The use of the Aperio nuclear V9 algorithm for quantification of the expression level of various biomarkers is considered to be valuable in numerous types of malignancy. Automated Aperio analysis of estrogen and progesterone expression in breast cancer was identified to be valuable for prognostic and therapeutic strategies in previous studies (2,5). Chabot-Richards et al (3) demonstrated a significant correlation between the results estimated by a pathologist and those obtained using automated image analysis of the percentage of Ki-67 positivity in diffuse large B-cell lymphoma. Singh et al (6) adopted the Aperio analysis method and demonstrated that ovarian cancer cells express chemokine receptor, CCR9 and its ligand, CCL25 and indicated that this chemokine-receptor axis may be involved in ovarian cancer progression.

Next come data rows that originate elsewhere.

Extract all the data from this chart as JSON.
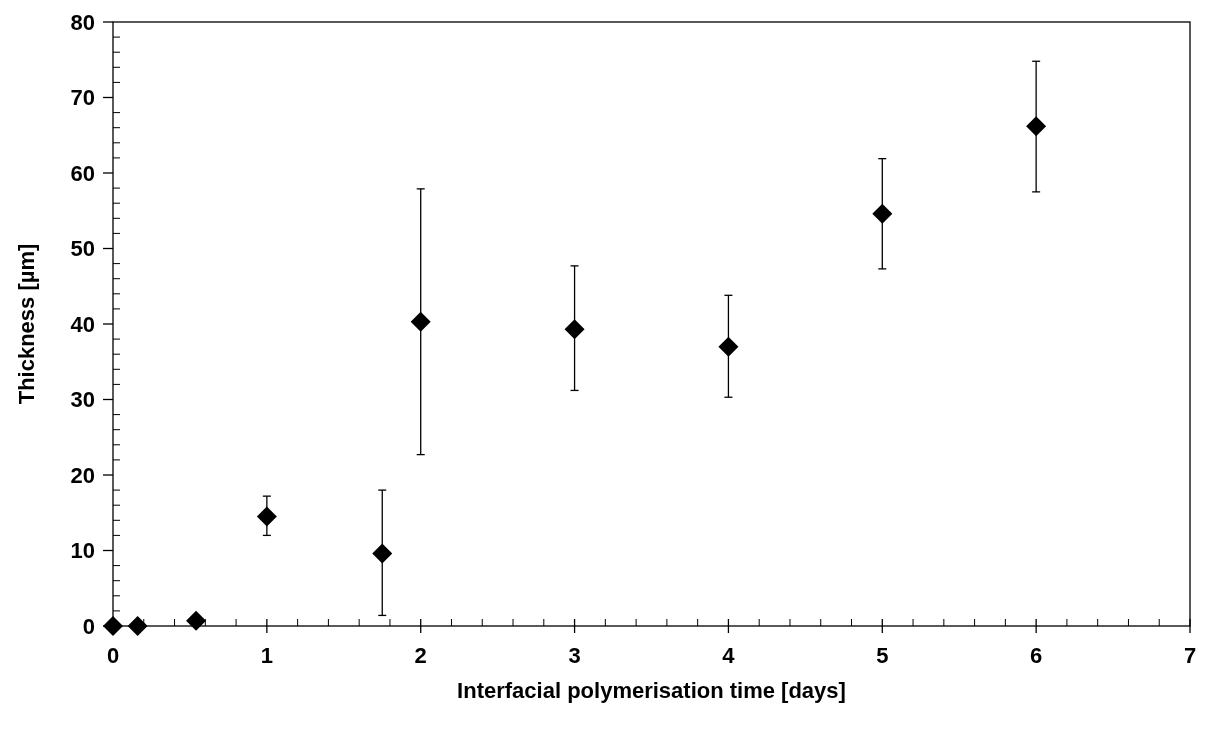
{
  "chart_data": {
    "type": "scatter",
    "xlabel": "Interfacial polymerisation time [days]",
    "ylabel": "Thickness [µm]",
    "x": [
      0,
      0.16,
      0.54,
      1,
      1.75,
      2,
      3,
      4,
      5,
      6
    ],
    "series": [
      {
        "color": "#000000",
        "values": [
          0,
          0,
          0.7,
          14.5,
          9.6,
          40.3,
          39.3,
          37.0,
          54.6,
          66.2
        ],
        "errors": [
          null,
          null,
          null,
          [
            12.0,
            17.2
          ],
          [
            1.4,
            18.0
          ],
          [
            22.7,
            57.9
          ],
          [
            31.2,
            47.7
          ],
          [
            30.3,
            43.8
          ],
          [
            47.3,
            61.9
          ],
          [
            57.5,
            74.8
          ]
        ]
      }
    ],
    "marker": "diamond",
    "grid": false,
    "xlim": [
      0,
      7
    ],
    "xticks": [
      0,
      {
        "value": 0.2,
        "label": null
      },
      {
        "value": 0.4,
        "label": null
      },
      {
        "value": 0.6,
        "label": null
      },
      {
        "value": 0.8,
        "label": null
      },
      1,
      {
        "value": 1.2,
        "label": null
      },
      {
        "value": 1.4,
        "label": null
      },
      {
        "value": 1.6,
        "label": null
      },
      {
        "value": 1.8,
        "label": null
      },
      2,
      {
        "value": 2.2,
        "label": null
      },
      {
        "value": 2.4,
        "label": null
      },
      {
        "value": 2.6,
        "label": null
      },
      {
        "value": 2.8,
        "label": null
      },
      3,
      {
        "value": 3.2,
        "label": null
      },
      {
        "value": 3.4,
        "label": null
      },
      {
        "value": 3.6,
        "label": null
      },
      {
        "value": 3.8,
        "label": null
      },
      4,
      {
        "value": 4.2,
        "label": null
      },
      {
        "value": 4.4,
        "label": null
      },
      {
        "value": 4.6,
        "label": null
      },
      {
        "value": 4.8,
        "label": null
      },
      5,
      {
        "value": 5.2,
        "label": null
      },
      {
        "value": 5.4,
        "label": null
      },
      {
        "value": 5.6,
        "label": null
      },
      {
        "value": 5.8,
        "label": null
      },
      6,
      {
        "value": 6.2,
        "label": null
      },
      {
        "value": 6.4,
        "label": null
      },
      {
        "value": 6.6,
        "label": null
      },
      {
        "value": 6.8,
        "label": null
      },
      7
    ],
    "ylim": [
      0,
      80
    ],
    "yticks": [
      0,
      {
        "value": 2,
        "label": null
      },
      {
        "value": 4,
        "label": null
      },
      {
        "value": 6,
        "label": null
      },
      {
        "value": 8,
        "label": null
      },
      10,
      {
        "value": 12,
        "label": null
      },
      {
        "value": 14,
        "label": null
      },
      {
        "value": 16,
        "label": null
      },
      {
        "value": 18,
        "label": null
      },
      20,
      {
        "value": 22,
        "label": null
      },
      {
        "value": 24,
        "label": null
      },
      {
        "value": 26,
        "label": null
      },
      {
        "value": 28,
        "label": null
      },
      30,
      {
        "value": 32,
        "label": null
      },
      {
        "value": 34,
        "label": null
      },
      {
        "value": 36,
        "label": null
      },
      {
        "value": 38,
        "label": null
      },
      40,
      {
        "value": 42,
        "label": null
      },
      {
        "value": 44,
        "label": null
      },
      {
        "value": 46,
        "label": null
      },
      {
        "value": 48,
        "label": null
      },
      50,
      {
        "value": 52,
        "label": null
      },
      {
        "value": 54,
        "label": null
      },
      {
        "value": 56,
        "label": null
      },
      {
        "value": 58,
        "label": null
      },
      60,
      {
        "value": 62,
        "label": null
      },
      {
        "value": 64,
        "label": null
      },
      {
        "value": 66,
        "label": null
      },
      {
        "value": 68,
        "label": null
      },
      70,
      {
        "value": 72,
        "label": null
      },
      {
        "value": 74,
        "label": null
      },
      {
        "value": 76,
        "label": null
      },
      {
        "value": 78,
        "label": null
      },
      80
    ]
  }
}
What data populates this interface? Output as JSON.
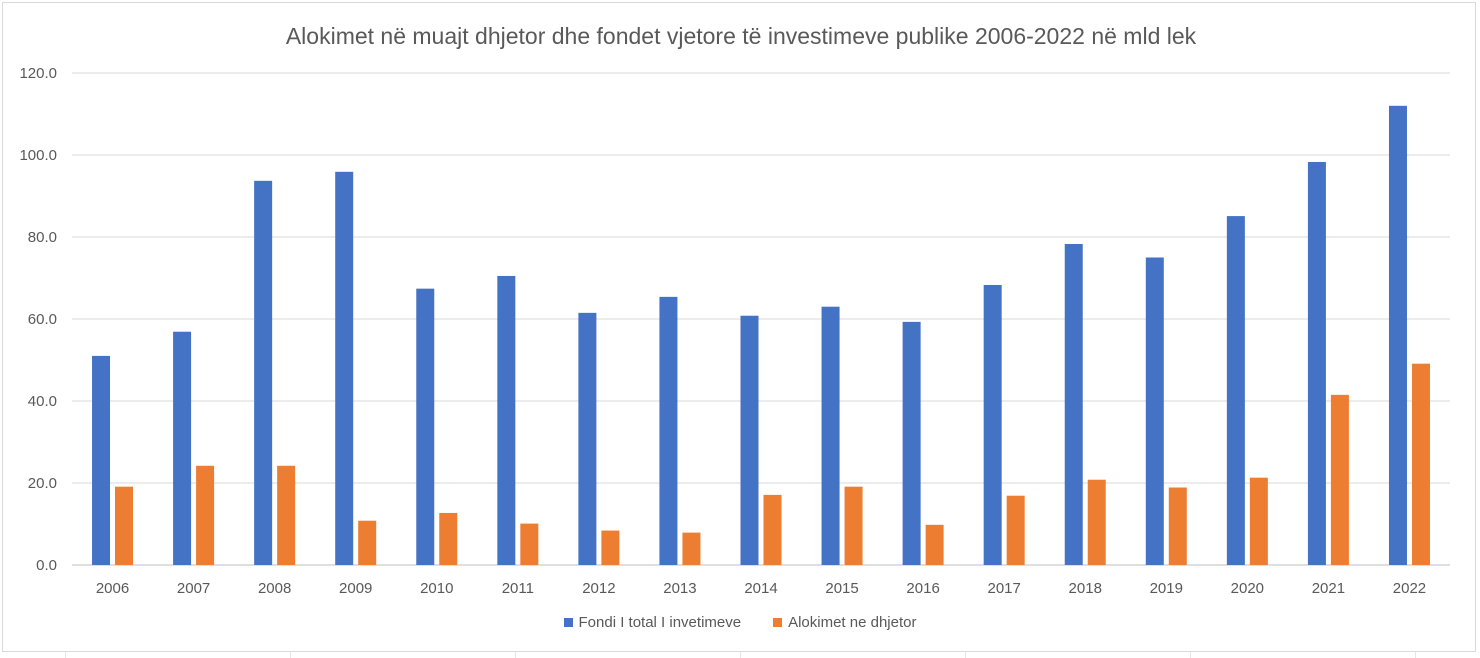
{
  "chart_data": {
    "type": "bar",
    "title": "Alokimet në muajt dhjetor dhe fondet vjetore të investimeve publike 2006-2022 në mld lek",
    "categories": [
      "2006",
      "2007",
      "2008",
      "2009",
      "2010",
      "2011",
      "2012",
      "2013",
      "2014",
      "2015",
      "2016",
      "2017",
      "2018",
      "2019",
      "2020",
      "2021",
      "2022"
    ],
    "series": [
      {
        "name": "Fondi I total I invetimeve",
        "color": "#4472c4",
        "values": [
          51.0,
          56.9,
          93.7,
          95.9,
          67.4,
          70.5,
          61.5,
          65.4,
          60.8,
          63.0,
          59.3,
          68.3,
          78.3,
          75.0,
          85.1,
          98.3,
          112.0
        ]
      },
      {
        "name": "Alokimet ne dhjetor",
        "color": "#ed7d31",
        "values": [
          19.1,
          24.2,
          24.2,
          10.8,
          12.7,
          10.1,
          8.4,
          7.9,
          17.1,
          19.1,
          9.8,
          16.9,
          20.8,
          18.9,
          21.3,
          41.5,
          49.1
        ]
      }
    ],
    "yticks": [
      "0.0",
      "20.0",
      "40.0",
      "60.0",
      "80.0",
      "100.0",
      "120.0"
    ],
    "ylim": [
      0,
      120
    ],
    "xlabel": "",
    "ylabel": "",
    "grid": true,
    "legend_position": "bottom"
  }
}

The Ki-67 proliferation biomarker is widely used in histopathology to measure the population of actively cycling cells, and has been identified as a significant index for the diagnosis and prognosis of different types of malignancy (18–20). Certain studies reported Ki-67 to be an independent prognostic marker for conjunctival squamous cell carcinoma (9,21). The percentage of Ki-67 positivity, as assessed by the Aperio nuclear V9 algorithm in the current study, was comparable with the data obtained by Jung et al (11). McKelvie et al (9) reported smaller values of Ki-67 staining as a result of visual analysis. However, an association between the Ki-67 positivity and the disease outcome was not determined due to the limited sample size.
According to Wolberg et al (22) the nuclear area of the cells of benign breast masses is smaller compared with that of malignant masses. Therefore, in the present study, it was hypothesized that the nuclear area of HC cells may be smaller than that of the TC cells of OSSN. However no significant difference was identified between the nuclear area of the TC and HC cells.
In conclusion, the Aperio nuclear V9 algorithm is considered to be a useful tool for the reliable analysis of histopathological changes of OSSN. The results of this type of DIA algorithm correlate strongly with the stereoscopic method when assessing the Ki-67 PI and may facilitate the accurate quantitative evaluation of IHC-stained biomarkers. Future studies are required to further evaluate the potential of the Aperio nuclear V9 algorithm for the analysis of OSSN.